Giles: I think the data management initiatives are very good. And there are academic libraries that are doing wonderful work with repositories—take the work Cornell has done with the arXiv.org repository, for example. It would certainly be possible for more academic libraries to take on similar projects. As for institutions implementing CiteSeer tools, the key difference is that repositories such as arXiv are submission-based, rather than crawl-based. The authors deposit their papers, rather than the system going out and finding them. There hasn’t been much interest in turning CiteSeer into a submission-based system, and we’ve stayed focused on developing it as a crawl-based system. As for submission-based systems, I think authors are more likely to submit papers to large, aggregated repositories, including arXiv, or perhaps to other repositories dedicated to specific disciplines, rather than institutional repositories. That’s because the large repositories are where others—researchers, students, even journalists—go to discover what’s new.
So, I think the priority for libraries is building repositories for data. For example, I hand-code, and I get tired of backing up my code and my data. A library-run service that can help me would be really useful. I wish libraries had developed a type of GitHub.
Shumaker: Lee, before we end the conversation, is there anything else you’re working on that you’d like to mention?
Giles: There are three other areas I’m working on these days. One is “text in the wild,” another is recurrent neural networks, and the third is AI in education.
Shumaker: What’s your focus in AI for education?
Giles: We’ve gotten started on a really interesting project related to open educational resources (OERs). It’s called BBookX, and its goal is to help a professor or lecturer build a textbook out of OERs. It uses information retrieval tools and OERs such as Wikipedia. The instructor chooses a topic, the system goes out and brings back open resources on the topic, and then the instructor chooses among the resources, customizes the book, and publishes it.

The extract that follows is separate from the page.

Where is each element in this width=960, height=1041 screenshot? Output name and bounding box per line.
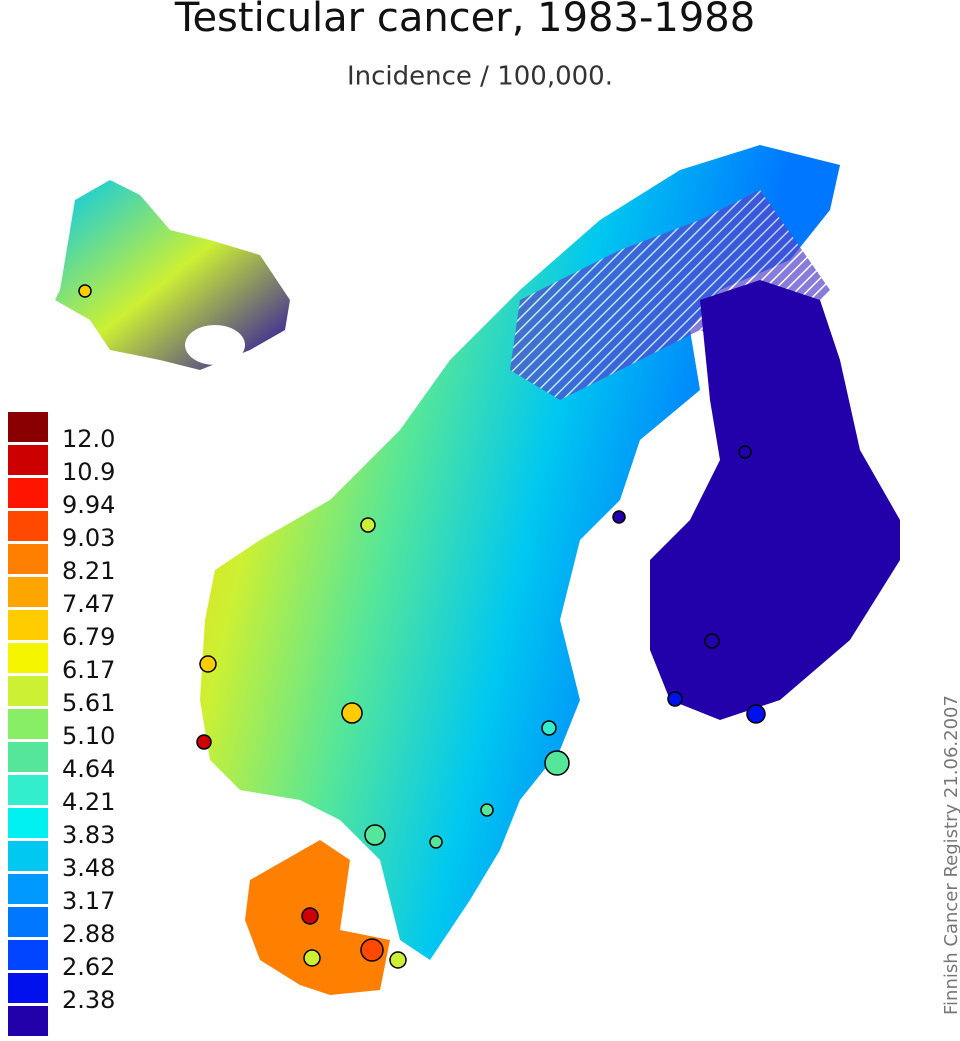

We’ve been trying to develop a formal model of prerequisites to help the instructor manage the relationships among topics, so that prerequisites come first and subsequent chapters build on them. That’s also taken us into automatic question generation for multiple-choice testing. The goal is to build good “distractors.” Distractors are the wrong answers in a multiple-choice test. A good distractor is one that’s plausible. So, if the question is “The earth rotates around [blank],” good distractors might be “the moon,” “Saturn,” and “the Milky Way” and not “pizza” or “mama.” It turns out that coming up with good questions and good distractors is a hard part of developing good test questions, so we’re trying to help with that process. We’re looking into how we can automatically create and “tune” the distractors so that instructors can give us material and we come up with different levels of easier or harder distractors. The whole field of applying AI to education is one that we think is very promising and has many opportunities.
Shumaker: We’ll look forward to hearing more about your progress with BBookX as well as CiteSeerX developments in the future. Once again, congratulations on receiving the Miles Conrad Award and thanks for your time today.